June 16, 2023
Parashat Sh’lach: Believe
This transcript was edited and formatted by a third party and may vary from the live sermon delivered at Shabbat.
Parashat Sh'lach: Believe
Rabbi Dan Ross
In this week’s Torah portion Sh’lach, the Children of Israel have departed Mount Sinai, and we pick up their story at the border of the Promised Land. At God’s command, Moses sends 12 men to scout the territory before them. And after surveying the land, they return with their report.
The good news: The land indeed flows with milk and honey.
The bad: It’s inhabited by giants and we’re doomed.
But two of the scouts, Caleb and Joshua, disagree. In fact, Caleb urges our ancestors on:
עָלֹ֤ה נַעֲלֶה֙
“Let’s go!”
כִּֽי־יָכ֥וֹל נוּכַ֖ל לָֽהּ
“We can do it.”[1]
But the Children of Israel aren’t convinced. They hear the word “giants” and stop listening. They even threaten to pelt Caleb and Joshua with stones. The results are brutal: God sends a plague that kills all the scouts, sparing only Joshua and Caleb.
And then God declares that no one from that generation will enter the Promised Land.
Interestingly though, Rabbi Shai Held observes that Caleb and Joshua never dispute the other scouts’ account of their expedition.[2] They never say there aren’t giants in the land. What Caleb and Joshua dispute is what their kinsmen say about themselves: “We cannot attack those people, for they are stronger than us…
וַנְּהִ֤י בְעֵינֵ֙ינוּ֙ כַּֽחֲגָבִ֔ים
“And against them, we were like grasshoppers in our eyes…”[3]
That was the real problem: Our ancestors didn’t believe in themselves. They didn’t believe they could battle giants. They likened themselves to insects. They forgot that grasshoppers can fly.
Two weeks ago, the third season of the Emmy Award-winning comedy Ted Lasso came to a close. The show is about a failing English Premier League soccer club that hires Ted, a college football coach from Kansas, to be their new manager. Ted’s soccer team is a lot like our ancestors: talented but not quite ready to get to the Promised Land.
There’s a lot to say about the Torah of Ted Lasso. But this Shabbat, I want to focus on a signature element of the set. As Ted is making his new team’s locker room his own, his finishing touch is a yellow piece of paper that he tapes above his office door. It has a single word scrawled in blue: “Believe.” You can’t miss it. It’s a reminder for all to see. But why do we need to remind ourselves to believe?
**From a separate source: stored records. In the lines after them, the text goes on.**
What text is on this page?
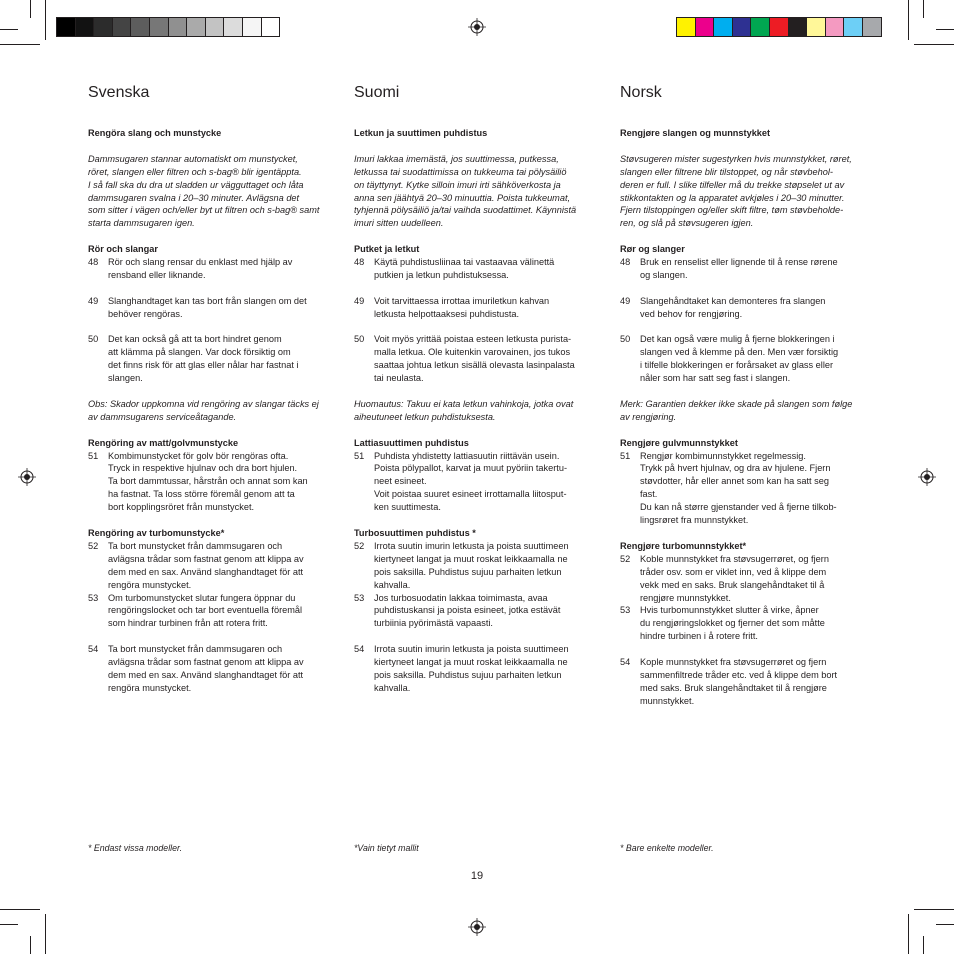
Svenska

Rengöra slang och munstycke

Dammsugaren stannar automatiskt om munstycket,
röret, slangen eller filtren och s-bag® blir igentäppta.
I så fall ska du dra ut sladden ur vägguttaget och låta
dammsugaren svalna i 20–30 minuter. Avlägsna det
som sitter i vägen och/eller byt ut filtren och s-bag® samt
starta dammsugaren igen.

Rör och slangar

48	Rör och slang rensar du enklast med hjälp av
rensband eller liknande.
49	Slanghandtaget kan tas bort från slangen om det
behöver rengöras.
50	Det kan också gå att ta bort hindret genom
att klämma på slangen. Var dock försiktig om
det finns risk för att glas eller nålar har fastnat i
slangen.

Obs: Skador uppkomna vid rengöring av slangar täcks ej
av dammsugarens serviceåtagande.

Rengöring av matt/golvmunstycke

51	Kombimunstycket för golv bör rengöras ofta.
Tryck in respektive hjulnav och dra bort hjulen.
Ta bort dammtussar, hårstrån och annat som kan
ha fastnat. Ta loss större föremål genom att ta
bort kopplingsröret från munstycket.

Rengöring av turbomunstycke*

52	Ta bort munstycket från dammsugaren och
avlägsna trådar som fastnat genom att klippa av
dem med en sax. Använd slanghandtaget för att
rengöra munstycket.
53	Om turbomunstycket slutar fungera öppnar du
rengöringslocket och tar bort eventuella föremål
som hindrar turbinen från att rotera fritt.
54	Ta bort munstycket från dammsugaren och
avlägsna trådar som fastnat genom att klippa av
dem med en sax. Använd slanghandtaget för att
rengöra munstycket.
* Endast vissa modeller.
Suomi

Letkun ja suuttimen puhdistus

Imuri lakkaa imemästä, jos suuttimessa, putkessa,
letkussa tai suodattimissa on tukkeuma tai pölysäiliö
on täyttynyt. Kytke silloin imuri irti sähköverkosta ja
anna sen jäähtyä 20–30 minuuttia. Poista tukkeumat,
tyhjennä pölysäiliö ja/tai vaihda suodattimet. Käynnistä
imuri sitten uudelleen.

Putket ja letkut

48	Käytä puhdistusliinaa tai vastaavaa välinettä
putkien ja letkun puhdistuksessa.
49	Voit tarvittaessa irrottaa imuriletkun kahvan
letkusta helpottaaksesi puhdistusta.
50	Voit myös yrittää poistaa esteen letkusta purista-
malla letkua. Ole kuitenkin varovainen, jos tukos
saattaa johtua letkun sisällä olevasta lasinpalasta
tai neulasta.

Huomautus: Takuu ei kata letkun vahinkoja, jotka ovat
aiheutuneet letkun puhdistuksesta.

Lattiasuuttimen puhdistus

51	Puhdista yhdistetty lattiasuutin riittävän usein.
Poista pölypallot, karvat ja muut pyöriin takertu-
neet esineet.
Voit poistaa suuret esineet irrottamalla liitosput-
ken suuttimesta.

Turbosuuttimen puhdistus *

52	Irrota suutin imurin letkusta ja poista suuttimeen
kiertyneet langat ja muut roskat leikkaamalla ne
pois saksilla. Puhdistus sujuu parhaiten letkun
kahvalla.
53	Jos turbosuodatin lakkaa toimimasta, avaa
puhdistuskansi ja poista esineet, jotka estävät
turbiinia pyörimästä vapaasti.
54	Irrota suutin imurin letkusta ja poista suuttimeen
kiertyneet langat ja muut roskat leikkaamalla ne
pois saksilla. Puhdistus sujuu parhaiten letkun
kahvalla.
*Vain tietyt mallit
Norsk

Rengjøre slangen og munnstykket

Støvsugeren mister sugestyrken hvis munnstykket, røret,
slangen eller filtrene blir tilstoppet, og når støvbehol-
deren er full. I slike tilfeller må du trekke støpselet ut av
stikkontakten og la apparatet avkjøles i 20–30 minutter.
Fjern tilstoppingen og/eller skift filtre, tøm støvbeholde-
ren, og slå på støvsugeren igjen.

Rør og slanger

48	Bruk en renselist eller lignende til å rense rørene
og slangen.
49	Slangehåndtaket kan demonteres fra slangen
ved behov for rengjøring.
50	Det kan også være mulig å fjerne blokkeringen i
slangen ved å klemme på den. Men vær forsiktig
i tilfelle blokkeringen er forårsaket av glass eller
nåler som har satt seg fast i slangen.

Merk: Garantien dekker ikke skade på slangen som følge
av rengjøring.

Rengjøre gulvmunnstykket

51	Rengjør kombimunnstykket regelmessig.
Trykk på hvert hjulnav, og dra av hjulene. Fjern
støvdotter, hår eller annet som kan ha satt seg
fast.
Du kan nå større gjenstander ved å fjerne tilkob-
lingsrøret fra munnstykket.

Rengjøre turbomunnstykket*

52	Koble munnstykket fra støvsugerrøret, og fjern
tråder osv. som er viklet inn, ved å klippe dem
vekk med en saks. Bruk slangehåndtaket til å
rengjøre munnstykket.
53	Hvis turbomunnstykket slutter å virke, åpner
du rengjøringslokket og fjerner det som måtte
hindre turbinen i å rotere fritt.
54	Kople munnstykket fra støvsugerrøret og fjern
sammenfiltrede tråder etc. ved å klippe dem bort
med saks. Bruk slangehåndtaket til å rengjøre
munnstykket.
* Bare enkelte modeller.
19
What’s so important about belief?
There’s a great teaching by the Baal Shem Tov about two different ways we believe in God. The first is what we usually mean when we talk about God. We believe in God as Borei, the Creator of the universe, transcendent, awesome.
Remember when God split the Red Sea? Fed us manna from heaven? Appeared at Mount Sinai? Having witnessed so many of these miracles with their own eyes, our ancestors must have believed in God as Borei.
But the Baal Shem Tov also taught that there is a second, subtler way to believe in God. We believe in God as Shechinah, as the divine presence within us, imminent and intimate. This is the God we believe in when we breathe. When we see God’s face in the people we love. When we feel God in our beating hearts.[4]
Which brings us back to Ted Lasso and his sign. Usually, when we use the word “believe,” we’re talking about believing in something. We believe in the soccer gods. In love at first sight. In the power of Judaism to transform lives.
But Ted’s sign simply reads “Believe.”
Which is a message I think Caleb would have appreciated. Because in Hebrew, his name is kaleiv, which means, “like a heart.” Caleb’s name teaches us that just as important as what we believe is where our belief comes from. True belief comes from the heart.
Caleb is so hopeful: “Let’s go. We can do this.” But our ancestors don’t believe in themselves. They fall short, right at the goal line, which is what can happen when our hearts aren’t in it.
What do we need to believe in ourselves? To believe in God as Borei and Shechinah? To believe in God without and within? To believe we can get to the Promised Land?
We need signs, but not from God above. We need signs we hang above doors. Signs that fill our hearts. Signs that remind us, simply, to believe. Because when we believe in ourselves, we can do anything. We can fly like grasshoppers, and we can even conquer giants.
Shabbat Shalom.
[1] Numbers 13:30
[2] Held, Shai. 2017. The Heart of Torah, Volume 2: Essays on the Weekly Torah Portion: Leviticus, Numbers, and Deuteronomy. Philadelphia: Jewish Publication Society. p. 126.